Latent fingerprints appear faintly to cameras capturing visible light (top), but are much more evident at UV wavelengths (bottom), even without processing. Courtesy of Oculus Photonics.
Other new developments include higher
resolutions via smaller pixel sizes along with greater spectral coverage. In May 2020, Sony announced an image sensor with 5-µm pixels and megapixel resolution. Due to an innovative connection technology on the bottom of the SWIR-sensitive InGaAs layer, the sensor has a topside indium phosphide layer responsive to visible light that can be made thinner than otherwise possible. As a result, the sensor images from 0.4 to 1.7 µm,
spanning the visible, near-IR, and SWIR spectra.
Sensors based on quantum dot technology are also expanding the spectral range of SWIR cameras, according to George Wildeman, CEO of SWIR Vision Systems. The Durham, N.C.-based startup has commercialized imagers that layer quantum dot films directly onto CMOS wafers, with the quantum dot structures fabricated to sense specific wavelengths of interest.
The company has commercialized a 2.1-MP SWIR camera and demonstrated sensors with pixel pitches <3 µm in the lab, Wildeman said, adding, “The inherent scalability of this technology makes future low-cost and very high-resolution sensors possible for very high-volume applications such as mobile electronics and automotive sensing.”
The technology’s quantum efficiency is currently only 20%, much lower than the 70% conversion of InGaAs sensors. However, in many industrial imaging applications, additional IR and SWIR photons can be provided by bright, low-cost light sources, Wildeman said.
He added that quantum dot sensors can also enable a single sensor to capture wavelengths spanning the visible range all the way out to 2 µm. “We believe broader imaging bandwidths will be critical for many applications,” Wildeman said. The region from 1.7 to 2 µm offers particular interest for applications in chemical sensing, plastic recycling, silicon inspection, and laser beam profiling.
Going short: UV imaging
Imaging technology also peers below the visible to acquire data from the UV spectrum. Standard silicon sensors can capture longwave UV light centered around 360 nm, provided the cover glass and on-pixel microlenses are not coated with UV-blocking films, said Austin Richards, a principal at Oculus Photonics, which designs, manufactures, and sells UV imaging systems.
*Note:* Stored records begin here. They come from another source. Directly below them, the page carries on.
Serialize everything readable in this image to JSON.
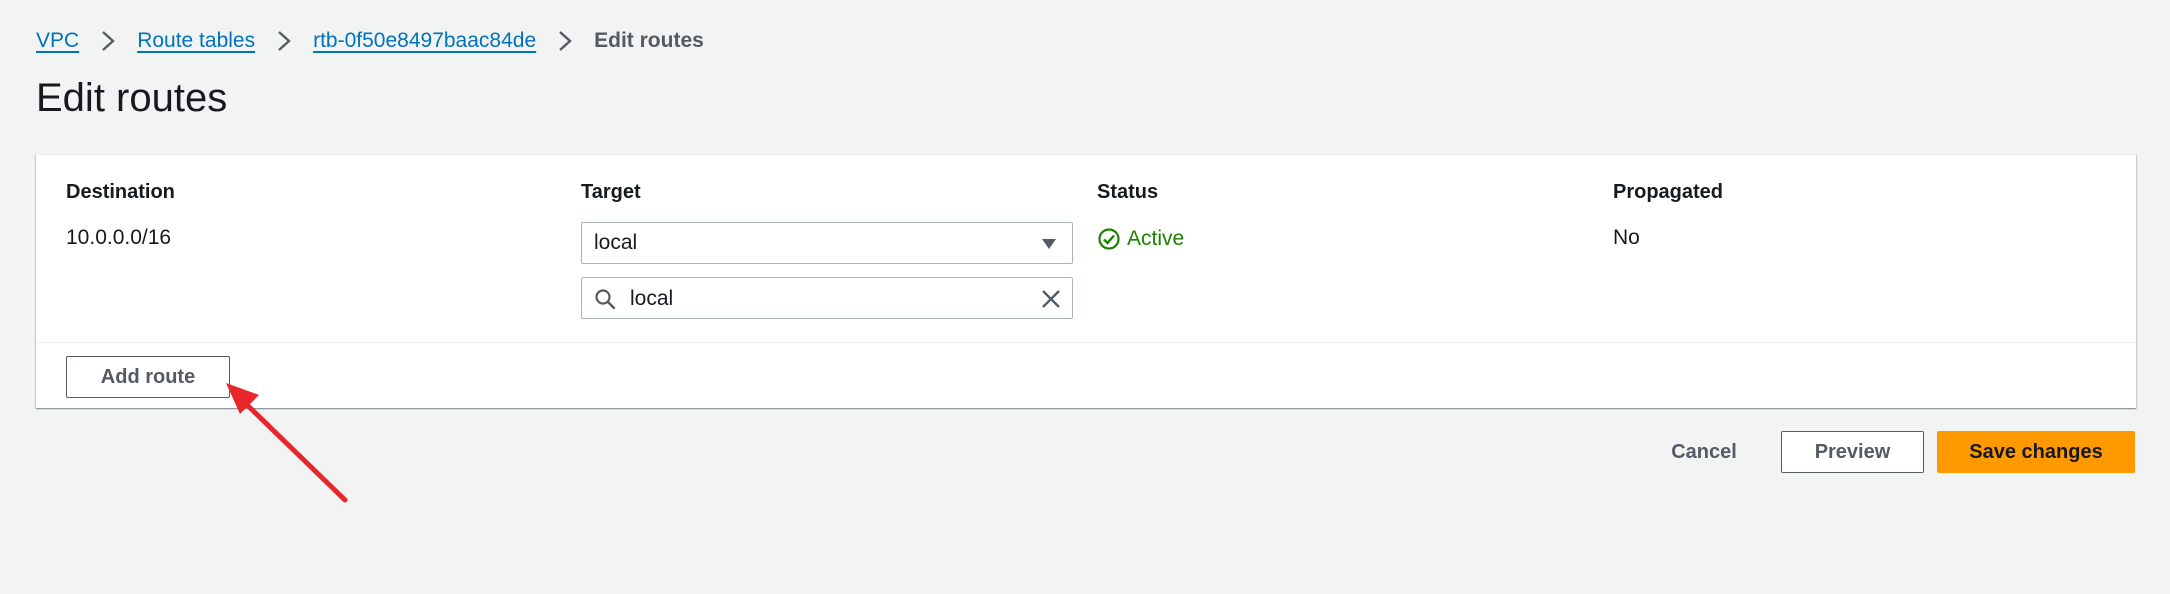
{
  "breadcrumb": {
    "items": [
      "VPC",
      "Route tables",
      "rtb-0f50e8497baac84de"
    ],
    "current": "Edit routes"
  },
  "page": {
    "title": "Edit routes"
  },
  "table": {
    "headers": {
      "destination": "Destination",
      "target": "Target",
      "status": "Status",
      "propagated": "Propagated"
    },
    "row": {
      "destination": "10.0.0.0/16",
      "target_value": "local",
      "target_filter": "local",
      "status": "Active",
      "propagated": "No"
    }
  },
  "buttons": {
    "add_route": "Add route",
    "cancel": "Cancel",
    "preview": "Preview",
    "save": "Save changes"
  },
  "colors": {
    "link": "#0073bb",
    "status_active": "#1d8102",
    "primary_button": "#ff9900",
    "annotation_arrow": "#e8262b"
  },
  "icons": [
    "chevron-right-icon",
    "caret-down-icon",
    "search-icon",
    "close-icon",
    "status-success-icon"
  ]
}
Imaging from 200 to 300 nm, however, requires more exotic technology. Such systems still use a silicon sensor, Richards said, adding, “But the silicon is back-thinned and backside-illuminated, and there are no microlenses on it.”
Faint scratches on glass and plastic are often much more apparent when imaged under UV light. This is evident in these two images of a CD jewel case captured with a visible-range sensor (top) and a UV camera (bottom). Courtesy of Oculus Photonics.
Many materials transparent in the visible appear opaque in the UV, which makes it easier to image defects such as minute scratches on glass and other ma-
terials. UV imaging can also pick up latent fingerprints on surfaces without the need for dusting or other processing. This can be a boon to forensics, Richards said.
One of the key challenges to UV imaging is achieving adequate light levels. There are generally far fewer ambient UV photons to work with than is the case when imaging in the visible range. UV cameras can compensate for this by employing pixels measuring 5 µm versus the 1-µm pixels applied by visible sensors. Another workaround is illumination from artificial light sources, such as LEDs at longwave UV, or fluorescent bulbs at shortwave UV. These sources may provide sufficient intensity if bright enough and properly focused.
As component and system-level advancements continue to improve the capabilities and costs of nonvisible imagers, the sector is on track to deliver some very visible future gains.